4.7. Comparative Discussion
Table 2 presents the values obtained by the UIFCNN and other approaches such as GA, DILRAN, OWAF-PSO, and NSCT-GIF for conducted assessments. It is accepted that the UIFCNN achieved maximum values of the Dice coefficient about 0.928 and the Jaccard coefficient about 0.920 as well as minimum MSE about 0.221 for k-value = 9. This proves that the UIFCNN is an excellent model for IF using medical images.

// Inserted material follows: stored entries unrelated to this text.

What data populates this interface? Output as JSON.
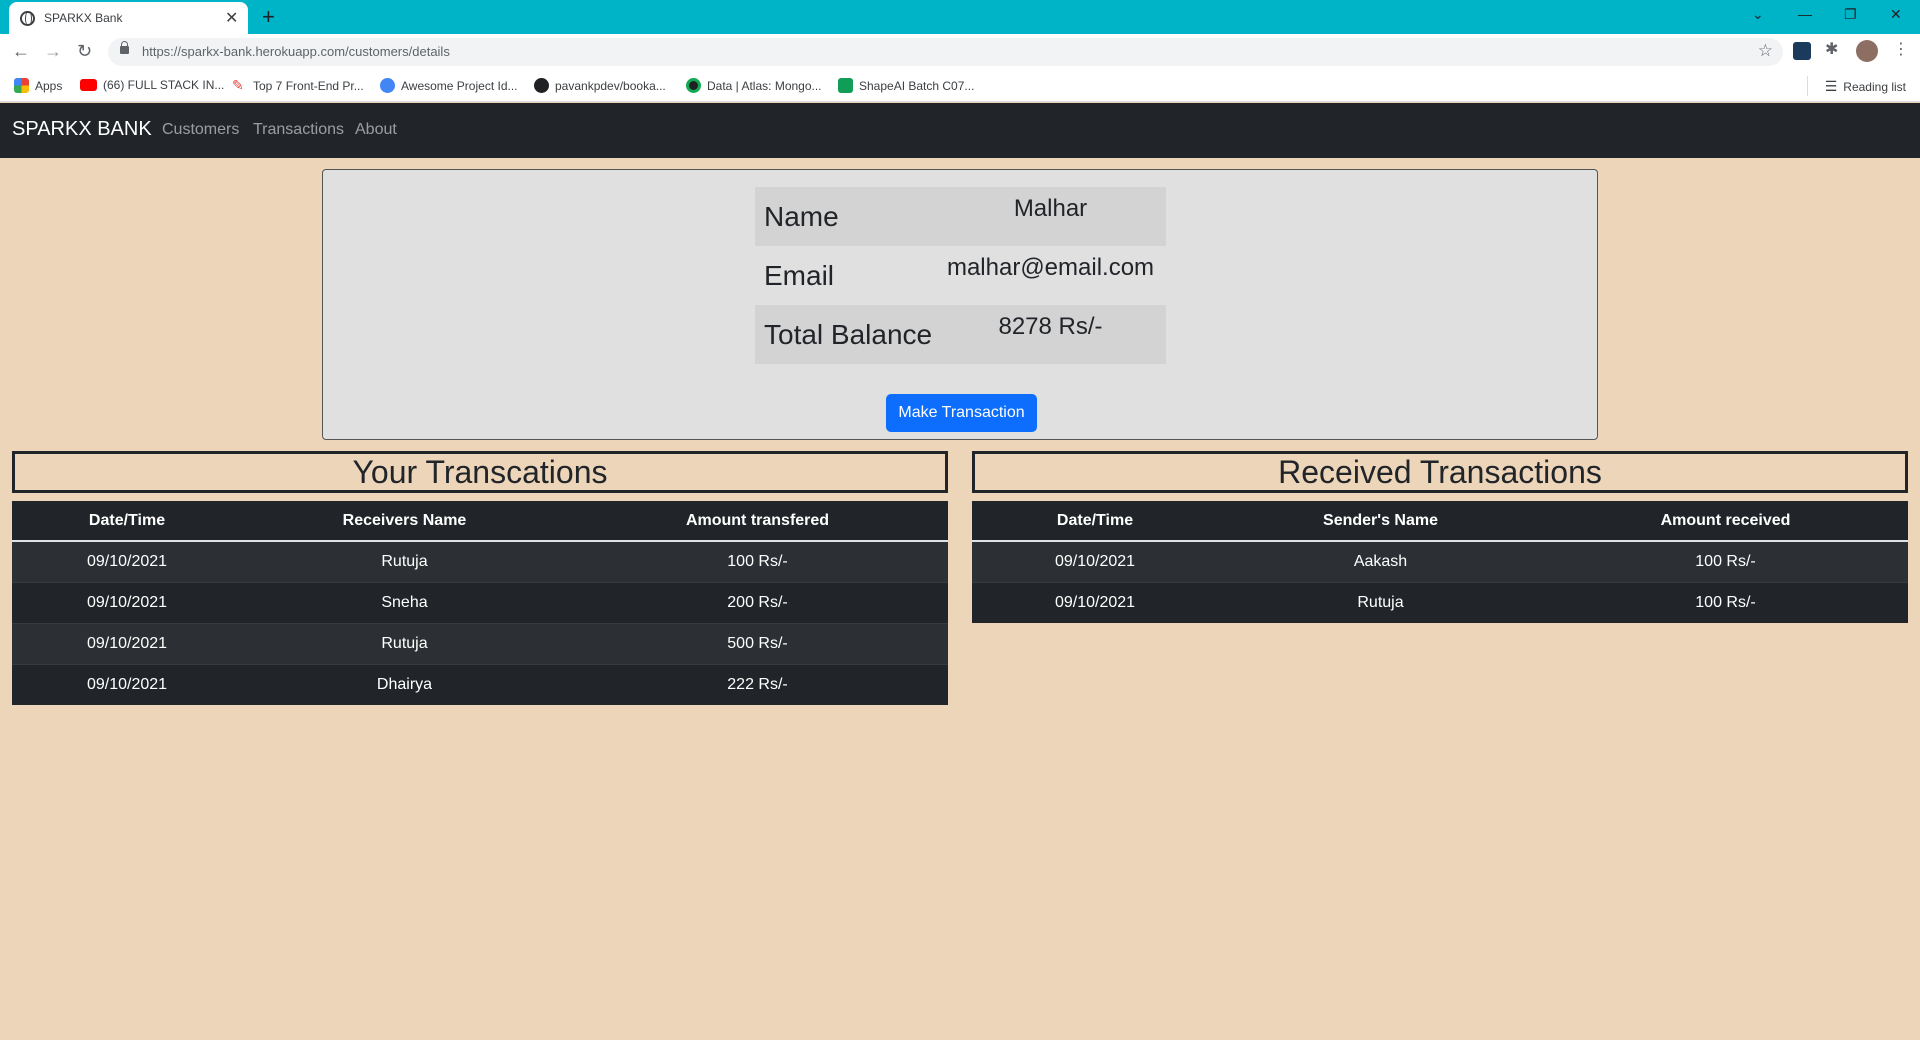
{
  "browser": {
    "tab_title": "SPARKX Bank",
    "url_host": "https://sparkx-bank.herokuapp.com",
    "url_path": "/customers/details",
    "bookmarks": [
      {
        "label": "Apps",
        "icon": "apps-grid-icon",
        "color": "#ea4335"
      },
      {
        "label": "(66) FULL STACK IN...",
        "icon": "youtube-icon",
        "color": "#ff0000"
      },
      {
        "label": "Top 7 Front-End Pr...",
        "icon": "pen-icon",
        "color": "#e8453c"
      },
      {
        "label": "Awesome Project Id...",
        "icon": "circle-logo-icon",
        "color": "#4285f4"
      },
      {
        "label": "pavankpdev/booka...",
        "icon": "github-icon",
        "color": "#202124"
      },
      {
        "label": "Data | Atlas: Mongo...",
        "icon": "mongodb-leaf-icon",
        "color": "#13aa52"
      },
      {
        "label": "ShapeAI Batch C07...",
        "icon": "sheets-icon",
        "color": "#0f9d58"
      }
    ],
    "reading_list": "Reading list"
  },
  "navbar": {
    "brand": "SPARKX BANK",
    "links": [
      "Customers",
      "Transactions",
      "About"
    ]
  },
  "customer": {
    "name_label": "Name",
    "name": "Malhar",
    "email_label": "Email",
    "email": "malhar@email.com",
    "balance_label": "Total Balance",
    "balance": "8278 Rs/-",
    "action_label": "Make Transaction"
  },
  "sent": {
    "heading": "Your Transcations",
    "columns": [
      "Date/Time",
      "Receivers Name",
      "Amount transfered"
    ],
    "rows": [
      [
        "09/10/2021",
        "Rutuja",
        "100 Rs/-"
      ],
      [
        "09/10/2021",
        "Sneha",
        "200 Rs/-"
      ],
      [
        "09/10/2021",
        "Rutuja",
        "500 Rs/-"
      ],
      [
        "09/10/2021",
        "Dhairya",
        "222 Rs/-"
      ]
    ]
  },
  "received": {
    "heading": "Received Transactions",
    "columns": [
      "Date/Time",
      "Sender's Name",
      "Amount received"
    ],
    "rows": [
      [
        "09/10/2021",
        "Aakash",
        "100 Rs/-"
      ],
      [
        "09/10/2021",
        "Rutuja",
        "100 Rs/-"
      ]
    ]
  },
  "colors": {
    "page_bg": "#ecd5b9",
    "navbar_bg": "#212529",
    "primary": "#0d6efd",
    "tabbar": "#00b4c8"
  }
}
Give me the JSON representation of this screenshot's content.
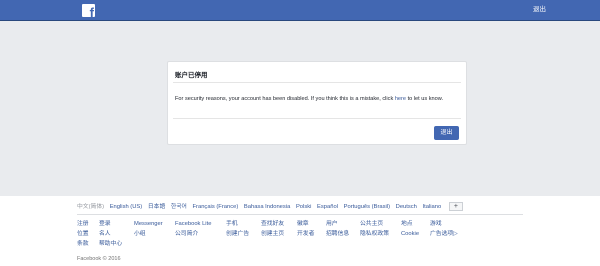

Setups | Metrics/methods | GA | DILRAN | OWAF-PSO | NSCT-GIF | Proposed UIFCNN |
---|---|---|---|---|---|---|
Training data = 90% | Dice coefficient | 0.881 | 0.886 | 0.897 | 0.900 | 0.907 |
Jaccard coefficient | 0.832 | 0.860 | 0.864 | 0.886 | 0.904 | |
MSE | 0.298 | 0.256 | 0.248 | 0.240 | 0.231 | |
K value = 9 | Dice coefficient | 0.887 | 0.889 | 0.889 | 0.904 | 0.928 |
Jaccard coefficient | 0.882 | 0.892 | 0.899 | 0.909 | 0.920 | |
MSE | 0.330 | 0.324 | 0.273 | 0.238 | 0.221 |
- Note: Bold values represent the proposed work results.
5. Conclusion
The medical IF process has attracted more attention in advanced diagnosing and healthcare over several decades. The primary objective of medical IF is fusing corresponding information from multimodal clinical images for acquiring higher quality images. It is expansively employed in biomedical research studies and medical diagnosing for the doctors. The procedure to fuse clinical images into one image without introducing loss or distortion of information is an encouraging research problem. In this research, the UIFCNN is presented for IF using medical images. The medical images taken for this IF process are T1 and T2-FLAIR. At first, preprocessing of input image-T1 is conducted by BF and segmentation of T1 image is accomplished by the RP-Net, thus segmented output-1 is attained. On the other side, input image-T2-FLAIR is preprocessed utilizing BF. The filtered image is segmented employing the RP-Net, and therefore, segmented image-2 is achieved. Both segmented outputs are fused in the IF phase utilizing the UIFCNN. However, the UIFCNN is devised by incorporating U2Fusion with the IFCNN. Furthermore, the UIFCNN achieved high values of the Dice coefficient and Jaccard coefficient about 0.928 and 0.920 as well as low MSE about 0.221 while considering the k-value as 9. The dataset used in this work only includes two types of input images. This may limit the generalization of the model to other imaging modalities, such as magnetic resonance imaging (MRI), computed tomography (CT), and positron emission tomography (PET) scans. Incorporating a more diverse dataset would help in testing and refining the capability of the model across various imaging techniques, which will be considered as the future work.
Ethics Statement
The authors have nothing to report.
Conflicts of Interest
The authors declare no conflicts of interest.
Author Contributions
Balasubramaniam S.: conceptualization, investigation, data curation, formal analysis, and writing–original draft; Vanajaroselin Chirchi: revision support; Sivakumar T. A.: writing support; Gururama Senthilvel P.: review and editing; Duraimutharasan N.: revision support.
Funding
This research received no specific grant from any funding agency in the public, commercial, or not-for-profit sectors.
Open Research
Data Availability Statement
The data used to support the findings of this study are available from the corresponding authors upon reasonable request.